I found it interesting that Bazargan said that his implementation of TeX on the iPhone/iPod Touch did not support pagination.  It is clear from the presentation that the software typesets a document as one long page, so that the reader can freely scroll and up and down the document.  This design decision solves the problems implicit in letting software, no matter how smart, automatically break text, figures or equations over two pages.  From my experience using InDesign, I can say that it does take a human eye in order to decide how best to set text around a page break.

Tuesday, September 14, 2010

The problem of making searchable PDFs

It has been a very laborious process trying to discover a free (or at least cheap) solution for making image-based PDFs searchable using software that runs in either Mac OS X or Linux.  This is a particularly pressing need for me given the number of books and other paper-based documents that I scan on a regular basis.  Interestingly, the packaged software that came with my flatbed scanner,a Canoscan LIDE 70, was able to effortlessly add a text-layer to my scans under Windows XP.  However, since I changed computers and operating systems, I have been using VueScan as my scanning app.  While the version of this software (8.6.23) that I have been using has the ability to OCR text and write the output to a TXT file, it is not able to produce searchable PDFs.  (I just noticed that a newer version (8.6.33) released this past May actually does add support for creating searchable PDFs.  I will definitely download this.  I should also note in passing that VueScan adds functionality that Canon's packaged drivers and software lacked, such as the ability to operate continuously through a multi-page scan, eliminating the need to constantly hit the scan button).

In any case, I need a solution for converting the numerous files that I have already produced that are simply image-based.  My goal has been to find a way out of buying an expensive OCR and PDF creation suite, such as OmniPage Pro or ABBYY Finewriter, which can create searchable PDFs.  Most of the free software that I have been able to find through Googling has been designed to work from the Linux command-line.  I am willing to use this software as solution because I have an older laptop on which I have installed Ubuntu 9.10, and I am not against shuffling PDFs between my MacBook Pro and the machine in order to post-process my scans.  (This workflow seems also to be the engineering solution of choice, especially in larger networked settings, since there is a Live-CD based Linux distro designed just for handling this task).

The first software that I tried was pdfocr.  I was able to successfully install all the necessary packages.  I was initially encouraged that the software processed the first PDF that I fed it page-by-page without balking.  However, the script constantly complained that each page image was not at an anticipated resolution of 300 DPI.  There does not seem to be a command-line variable which allows for this variable to be changed.  (Most of the book scans that I have done are at 150 DPI, mostly because this resolution is usable for screen reading and it speeds up the scanning process.  At resolutions of 300 DPI and above the scanning head on my scanner simply crawls). The final output was disappointing.  Though pdfocr successfully added an OCR layer to each page, the underlying text was set at way too many points and thus out of all proportion to the image text.  This layer is not at all usable either for highlighting using PDF annotation software or for searching to find where a word or phrase specifically occurs.
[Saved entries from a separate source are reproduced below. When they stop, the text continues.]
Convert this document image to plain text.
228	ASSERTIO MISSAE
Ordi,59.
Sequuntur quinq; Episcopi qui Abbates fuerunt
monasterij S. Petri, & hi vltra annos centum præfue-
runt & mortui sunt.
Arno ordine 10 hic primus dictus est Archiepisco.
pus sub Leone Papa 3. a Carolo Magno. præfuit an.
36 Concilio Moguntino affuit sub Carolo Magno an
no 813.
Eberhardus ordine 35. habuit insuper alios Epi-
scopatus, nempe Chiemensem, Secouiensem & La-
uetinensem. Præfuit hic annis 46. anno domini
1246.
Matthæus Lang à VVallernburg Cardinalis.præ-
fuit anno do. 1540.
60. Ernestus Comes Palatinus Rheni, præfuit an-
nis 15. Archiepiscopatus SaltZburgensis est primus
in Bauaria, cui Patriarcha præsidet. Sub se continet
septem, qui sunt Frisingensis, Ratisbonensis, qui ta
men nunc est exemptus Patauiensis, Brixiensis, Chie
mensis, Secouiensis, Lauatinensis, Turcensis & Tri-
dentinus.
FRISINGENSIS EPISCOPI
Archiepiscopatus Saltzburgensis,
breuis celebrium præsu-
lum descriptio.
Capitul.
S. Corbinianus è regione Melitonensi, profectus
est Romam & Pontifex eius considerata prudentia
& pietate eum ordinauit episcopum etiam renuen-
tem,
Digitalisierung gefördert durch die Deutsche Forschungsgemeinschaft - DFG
The second command-line based software that I tried, a custom bash script described in this blog post, suffered from the same problem.  This script also uses both the same OCR engine, Cuneiform, and OCR data format, hOCR, as the first software I tried.  This tells me that whatever its OCR accuracy, Cuneiform and hOCR may not be suitable for this application.  At the very least, a programmer with more knowledge than me needs to create more robust options in order to work with my set of files.

Given that Google Book search is able to use its Tesseract OCR software to produce accurate (and accurately placed) text data for page scans, it should not be that difficult to find a free and efficient solution to use on my own computer.